Yes. Well. Nevertheless. She modified her approach a little.
“We’re going to be doing this together,” she said softly, and kept her eyes fixed on him until he felt the pressure of her gaze, and glanced round at her. She smiled. He looked away, then looked at her again. She switched on the interior light, so that perhaps he could see, in her wide-open dark Latin eyes, the tawny splash of Baltic amber in the pupils.
She had plainly unsettled him a little. She had unsettled herself a little, too, she realized, now that she was looking at him so hard. He wasn’t quite as old and broken as she had supposed. In the dim light of the taxi, with the red baldness of his head and the scruffiness of his clothes hidden in the shadows, he was, well, not so insignificant, after all. Some lingering traces remained of the importance that he had described to her over the canapés. He wasn’t remotely the man she knew in her heart that she really deserved, that quiet, laughing, considerate giant, who would be romping with the children when she came back from an exhausting day of negotiations with her fellow bankers in Zurich — and who would break off to throw his arms round her and whirl her around until he and she and all six children collapsed laughing on the hearth rug in front of the crackling log fire. He was obviously something of a figure in the world, though. In demand to speak at international conferences and festivals. She saw heads turning and cameras flashing as he and she arrived in Montreal or Montevideo for their joint presentation …

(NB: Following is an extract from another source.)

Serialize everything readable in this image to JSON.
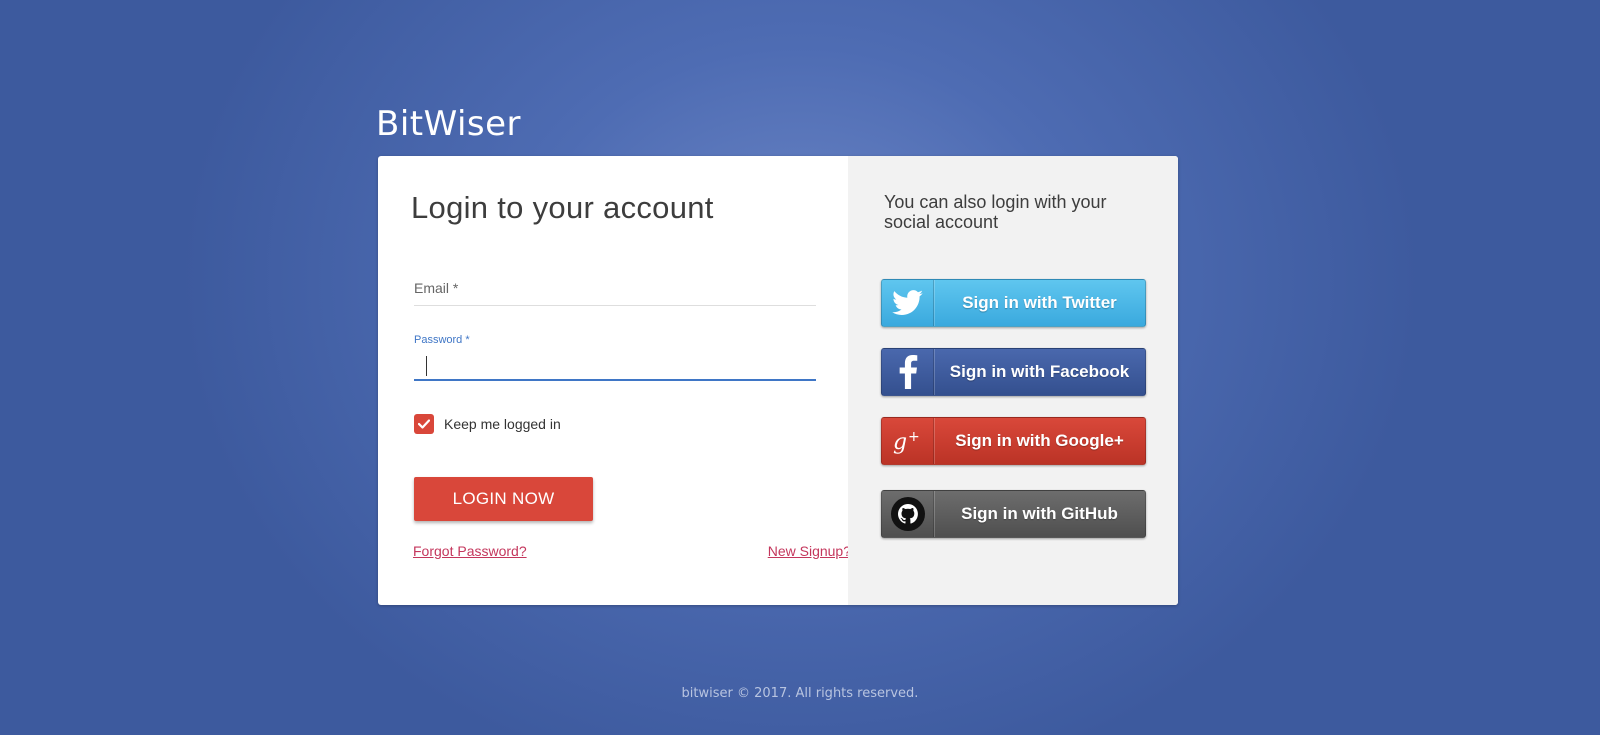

An absurd thought. All the same, she made sure that when he looked round at her again he found her still softly gazing at him. He smiled. A little ruefully, perhaps, a little awkwardly, but resignedly.
So — they were going to do it. They were going to finish Mr. Oliver Fox once and for all. Slay the dragon at last that had wrought such havoc up and down the land.
She leaned towards the driver.
“Step on it, will you, Stavros? It is Stavros, isn’t it?”
“Spiros,” said Spiros.
Instead of going faster, though, he was slowing down. The taxi was plowing through some sort of obstruction. It appeared in the headlights to be a broken suitcase that someone had abandoned in the middle of the road, with a long trail of dusty shoes and clothes spilling out of it.
“Disgusting, what some people do with their rubbish,” said Annuka Vos.
Dr. Wilfred said nothing.
* * *
Still Nikki stood in Parmenides, holding Dr. Norman Wilfred’s passport. So where was he? The real Dr. Norman Wilfred?
In London, perhaps. Had missed the flight. No, he’d caught the flight — she’d spoken to his PA. And the flight had arrived. She’d been at the airport to meet it. So he had reached Skios. And yet somehow, on the spur of the same moment in which Oliver Fox had appointed himself to be Dr. Norman Wilfred, he had come into possession of Dr. Norman Wilfred’s passport.